If a person previously on Ritalin SR, taking Rubifen SR for the first time experiences major mood changes (e.g. sadness, anxiety, agitation or aggression) or abnormal behaviour or thoughts, the following action is recommended:

  • Rapid assessment is required by the specialist multidisciplinary team
  • Alternative treatment options should be discussed with patient and family
  • Adverse reactions should be reported to CARM
  • Special Access funding for Ritalin SR can be applied for if all other treatment options are unsuccessful

Refer to BPJ Issue 3, February 2007, for further information on the management of people with ADHD


References

  1. PHARMAC. Brand change for ADHD medication. Media Release, 2006. Available from http://www.pharmac.govt.nz/pdf/290906g.pdf Accessed October 2007
  2. Medsafe. Medsafe requests Ritalin SR be made available. Media Release: Minstry of Health, 2007. Available from http://www.moh.govt.nz/moh.nsf/indexmh/medsafe-requests-ritalin-sr-be-made-available-27sep07?Open Accessed October 2007.
  3. PHARMAC. Ritalin SR special access subsidy.

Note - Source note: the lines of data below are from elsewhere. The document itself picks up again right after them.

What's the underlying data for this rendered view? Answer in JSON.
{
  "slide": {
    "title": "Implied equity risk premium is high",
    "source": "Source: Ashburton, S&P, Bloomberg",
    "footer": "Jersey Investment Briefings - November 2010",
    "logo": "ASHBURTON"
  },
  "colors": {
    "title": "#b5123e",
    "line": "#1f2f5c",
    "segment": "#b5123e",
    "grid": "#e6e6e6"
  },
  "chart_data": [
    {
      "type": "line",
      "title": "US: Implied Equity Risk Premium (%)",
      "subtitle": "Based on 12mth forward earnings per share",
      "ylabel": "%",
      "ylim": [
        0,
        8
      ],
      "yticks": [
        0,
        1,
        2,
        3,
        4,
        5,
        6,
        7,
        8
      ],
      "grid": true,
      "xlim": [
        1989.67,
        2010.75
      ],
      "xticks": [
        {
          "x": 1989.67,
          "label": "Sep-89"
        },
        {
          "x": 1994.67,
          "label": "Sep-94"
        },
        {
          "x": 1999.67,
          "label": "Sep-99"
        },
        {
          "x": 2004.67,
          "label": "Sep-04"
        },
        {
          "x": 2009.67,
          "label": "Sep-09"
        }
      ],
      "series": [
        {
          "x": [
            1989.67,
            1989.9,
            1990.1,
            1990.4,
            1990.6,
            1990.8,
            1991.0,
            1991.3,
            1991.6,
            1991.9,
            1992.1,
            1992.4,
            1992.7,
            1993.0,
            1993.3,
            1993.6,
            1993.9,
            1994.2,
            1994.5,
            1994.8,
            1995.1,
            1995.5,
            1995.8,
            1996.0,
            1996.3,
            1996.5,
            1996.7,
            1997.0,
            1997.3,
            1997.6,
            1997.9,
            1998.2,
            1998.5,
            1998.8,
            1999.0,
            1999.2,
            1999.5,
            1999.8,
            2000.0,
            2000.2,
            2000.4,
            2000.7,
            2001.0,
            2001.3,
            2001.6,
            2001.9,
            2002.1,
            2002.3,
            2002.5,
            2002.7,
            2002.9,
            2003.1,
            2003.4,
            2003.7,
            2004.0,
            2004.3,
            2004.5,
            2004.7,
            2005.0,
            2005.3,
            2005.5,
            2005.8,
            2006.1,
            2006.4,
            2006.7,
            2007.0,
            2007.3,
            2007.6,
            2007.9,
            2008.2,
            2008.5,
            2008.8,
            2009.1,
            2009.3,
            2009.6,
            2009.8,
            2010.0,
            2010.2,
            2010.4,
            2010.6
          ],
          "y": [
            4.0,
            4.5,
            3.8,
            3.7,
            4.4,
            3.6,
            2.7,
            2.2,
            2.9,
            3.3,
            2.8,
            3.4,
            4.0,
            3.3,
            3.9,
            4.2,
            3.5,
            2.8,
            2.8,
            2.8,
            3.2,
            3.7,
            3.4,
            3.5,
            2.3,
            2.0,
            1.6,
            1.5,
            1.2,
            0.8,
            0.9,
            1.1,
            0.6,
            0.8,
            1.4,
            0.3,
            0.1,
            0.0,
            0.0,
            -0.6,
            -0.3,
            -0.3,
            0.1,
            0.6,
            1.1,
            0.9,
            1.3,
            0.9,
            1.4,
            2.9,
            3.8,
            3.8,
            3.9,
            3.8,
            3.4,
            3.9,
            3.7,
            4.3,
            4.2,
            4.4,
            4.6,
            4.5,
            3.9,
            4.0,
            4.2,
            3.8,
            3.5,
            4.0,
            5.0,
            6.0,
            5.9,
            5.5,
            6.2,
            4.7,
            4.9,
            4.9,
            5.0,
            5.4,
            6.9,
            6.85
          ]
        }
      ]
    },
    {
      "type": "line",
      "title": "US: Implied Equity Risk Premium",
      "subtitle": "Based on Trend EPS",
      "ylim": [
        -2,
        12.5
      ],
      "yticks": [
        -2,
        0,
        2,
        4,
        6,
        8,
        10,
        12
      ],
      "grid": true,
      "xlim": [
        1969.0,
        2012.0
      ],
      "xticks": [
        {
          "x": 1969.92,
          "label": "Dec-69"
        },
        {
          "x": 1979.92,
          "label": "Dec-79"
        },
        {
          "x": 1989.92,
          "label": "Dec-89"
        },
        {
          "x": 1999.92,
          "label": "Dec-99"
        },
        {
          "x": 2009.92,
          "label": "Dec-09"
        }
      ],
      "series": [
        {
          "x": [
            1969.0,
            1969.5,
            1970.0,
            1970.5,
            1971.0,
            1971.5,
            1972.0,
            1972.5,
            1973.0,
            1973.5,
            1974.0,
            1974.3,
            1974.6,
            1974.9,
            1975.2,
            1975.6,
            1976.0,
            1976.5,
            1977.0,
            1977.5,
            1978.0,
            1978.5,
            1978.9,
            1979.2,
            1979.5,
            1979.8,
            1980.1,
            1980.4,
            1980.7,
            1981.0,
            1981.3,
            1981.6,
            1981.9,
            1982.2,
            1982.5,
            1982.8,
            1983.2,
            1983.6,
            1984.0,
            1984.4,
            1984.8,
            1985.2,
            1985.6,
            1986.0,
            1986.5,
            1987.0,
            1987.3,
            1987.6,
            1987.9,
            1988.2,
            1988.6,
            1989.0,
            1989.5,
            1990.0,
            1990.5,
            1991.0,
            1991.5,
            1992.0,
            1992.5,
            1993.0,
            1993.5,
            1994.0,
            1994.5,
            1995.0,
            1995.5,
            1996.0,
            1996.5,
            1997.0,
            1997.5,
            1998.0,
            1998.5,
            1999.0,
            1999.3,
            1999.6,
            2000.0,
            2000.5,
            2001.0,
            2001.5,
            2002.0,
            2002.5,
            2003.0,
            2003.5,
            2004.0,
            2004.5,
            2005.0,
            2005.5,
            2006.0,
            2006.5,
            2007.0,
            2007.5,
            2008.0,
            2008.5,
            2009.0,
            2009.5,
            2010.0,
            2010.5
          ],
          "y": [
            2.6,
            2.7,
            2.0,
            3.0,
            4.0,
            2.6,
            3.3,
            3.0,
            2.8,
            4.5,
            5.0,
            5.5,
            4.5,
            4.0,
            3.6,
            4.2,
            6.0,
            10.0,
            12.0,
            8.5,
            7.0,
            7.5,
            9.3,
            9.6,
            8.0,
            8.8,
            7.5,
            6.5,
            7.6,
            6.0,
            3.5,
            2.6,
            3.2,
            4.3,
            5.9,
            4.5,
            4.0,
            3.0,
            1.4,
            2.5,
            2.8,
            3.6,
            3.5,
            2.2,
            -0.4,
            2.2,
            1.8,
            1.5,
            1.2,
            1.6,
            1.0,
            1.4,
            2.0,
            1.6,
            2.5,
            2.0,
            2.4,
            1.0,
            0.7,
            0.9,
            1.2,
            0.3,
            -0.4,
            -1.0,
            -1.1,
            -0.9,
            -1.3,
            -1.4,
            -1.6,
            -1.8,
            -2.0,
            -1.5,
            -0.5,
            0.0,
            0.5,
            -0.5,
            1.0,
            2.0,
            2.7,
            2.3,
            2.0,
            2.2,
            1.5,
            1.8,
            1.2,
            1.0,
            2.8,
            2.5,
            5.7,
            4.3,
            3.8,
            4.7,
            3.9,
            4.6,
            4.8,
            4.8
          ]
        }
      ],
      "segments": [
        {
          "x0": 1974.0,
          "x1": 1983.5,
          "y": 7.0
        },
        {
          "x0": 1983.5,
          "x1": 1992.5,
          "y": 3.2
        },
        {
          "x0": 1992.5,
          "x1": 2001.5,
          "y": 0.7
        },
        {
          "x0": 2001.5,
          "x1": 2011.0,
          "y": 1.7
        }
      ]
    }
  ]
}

Letter to clinicians, patients and caregivers, 2007. Available from http://www.pharmac.govt.nz/pdf/2007-09-27_letter_Ritalin_SR_Special_Access_subsidy.pdf Accessed October 2007.
  4. Williamson IJ, Reid A, Monie RD, Fennerty AG, Rimmer EM. Generic inhaled salbutamol. A randomised double-blind study. Postgrad Med 1997; 73:156-158.
  5. Valles J, Barreiro M, Cereza G et al. A prospective multicenter study of the effect of patient education on acceptability of generic prescribing in general practice. Health Policy 2003;65:269-75.
  6. Medsafe. Rubifen SR. Data sheet, 2006. Available from http://www.medsafe.govt.nz/profs/datasheet/r/rubifentabsrtab.pdf Accessed October 2007
  7. Kjoenniksen I, Lindbaek M, Granas A. Patients' attitudes towards and experiences of generic drug substitution in Norway. Pharm World Sci 2006;28:284-9.